Ed Mendel
February 27, 2017

Despite a low funding level little changed since massive investment losses nearly a decade go, CalPERS is focusing on avoiding another big loss, not risky attempts to maximize investment earnings.

A shift from stocks and growth investments in September to lower the risk of losses had reduced CalPERS gains by $900 million, the CalPERS board was told on Feb. 13. The post-election market surge has continued since then, increasing the Dow blue-chip average Friday for the 11th day in a row.

CalPERS also sped up its “risk mitigation” policy this month, lowering the trigger for tiny cuts of .05 to .25 percent in the earnings forecast used to discount future pension obligations. Now cuts will occur when annual earnings are 2 percent above the forecast, not 4 percent.

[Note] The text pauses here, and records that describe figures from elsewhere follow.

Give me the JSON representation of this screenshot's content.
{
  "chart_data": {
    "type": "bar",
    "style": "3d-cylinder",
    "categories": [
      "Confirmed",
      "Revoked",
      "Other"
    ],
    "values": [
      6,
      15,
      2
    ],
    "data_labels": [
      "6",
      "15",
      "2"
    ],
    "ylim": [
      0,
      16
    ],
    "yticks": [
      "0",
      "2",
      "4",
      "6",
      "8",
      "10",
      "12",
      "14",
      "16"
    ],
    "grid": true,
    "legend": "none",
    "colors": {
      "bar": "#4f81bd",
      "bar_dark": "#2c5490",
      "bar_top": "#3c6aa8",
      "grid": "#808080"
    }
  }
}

Reflecting a major change of outlook, CalPERS lowered its discount rate from 7.5 percent to 7 percent in December, causing a large increase in employer rates to help fill the projected gap created by a lower investment earnings forecast.

The lower discount rate will be phased in over three years, easing the strain on local government budgets from the fourth CalPERS employer rate increase since 2012. The risk mitigation policy was delayed until fiscal 2020, when the discount rate phase-in is complete.

The policy could gradually lower the discount rate by 1 percentage point over several decades. Whether even the smallest incremental rate decrease, .05 percent, would be enough to cause an employer rate increase is “unique to each individual employer,” Scott Terando, CalPERS chief actuary, told the board.

The lower discount rate adopted in December was mainly a response to Wilshire consultants’ view that CalPERS investments were likely to earn 6.2 percent during the next decade, before rebounding to 7.8 percent in the following two decades.

Critics contend that CalPERS and other public pensions have overly optimistic earnings forecasts that conceal massive debt, avoid needed contribution increases, and encourage risky higher-yielding investments that increase the chances of big losses.

The shift to investments with less risk of loss adopted by the California Public Employees Retirement System in September dropped the earnings forecast to 5.8 percent. It looks like a rare attempt at market timing by an extremely long-term investor.

The new short-term investment allocation is intended to remain in place only until CalPERS completes its usual lengthy review, done every four years, and adopts a new allocation next February, taking effect in July 2018.